Crushing edge complexity with automation
Just a few years ago, a power supply issue at a major airline data center led to a cascading series of problems that crashed its IT and business operations worldwide, canceling thousands of flights and stranding tens of thousands of passengers. It was a public relations disaster that in large part resulted from a relatively minor issue—re-plugging a power outlet—that could not be identified and managed quickly enough before its consequences spiraled out of control.
And despite the notoriety of the event and its obvious business repercussions, something just like it can still happen at any moment to any organization.
Traditional enterprise technology infrastructures are just too complex to manage. Despite decades of investment in tools and systems, the current IT management landscape is siloed and more complex than ever. In an Enterprise Strategy Group survey, more than 60 percent of IT decision-makers said their infrastructures were more complex than they were just two years earlier. And in another study, more than three-fourths of survey respondents said the complexity of their environments presented the biggest barrier to the productivity of their IT operations.
A new IT landscape
The enterprise technology environment cannot be managed effectively or efficiently without help. Across the board, the decentralization of network systems and compute resources has upended the game. The requirements of big data, artificial intelligence (AI) platforms, and edge architectures exceed the capabilities of data systems that were never designed to handle them. And all these trends are dramatically accelerating in the wake of the COVID-19 pandemic.
Overnight, enterprises challenged with managing a fragmented IT landscape find themselves in a world in which their entire workforce now works from home. That same phenomenon is driving a renewed urgency for accelerating digital transformation. But perhaps most challenging is the proliferation of new edge devices and infrastructures: Nearly 9 billion Internet-connected devices are in use today—and that number is projected to triple to nearly 56 billion by 2025.

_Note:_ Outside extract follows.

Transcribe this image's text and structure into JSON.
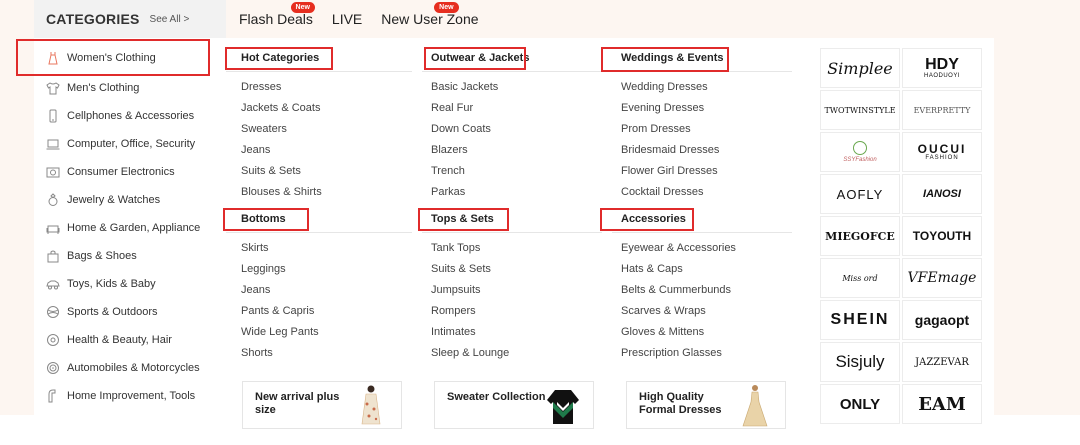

Please read the report: Edge computing yields deeper insights, faster
Deploying IT workloads and supporting infrastructure across such a decentralized environment is a challenge that requires software management capabilities outside the typical enterprise data center. There are just too many devices to manage and too many issues that could occur, many of which cannot be understood. So complex and challenging is the situation that nearly 90 percent of business leaders surveyed said their organizations would need intelligent automation just to keep pace with changing business requirements.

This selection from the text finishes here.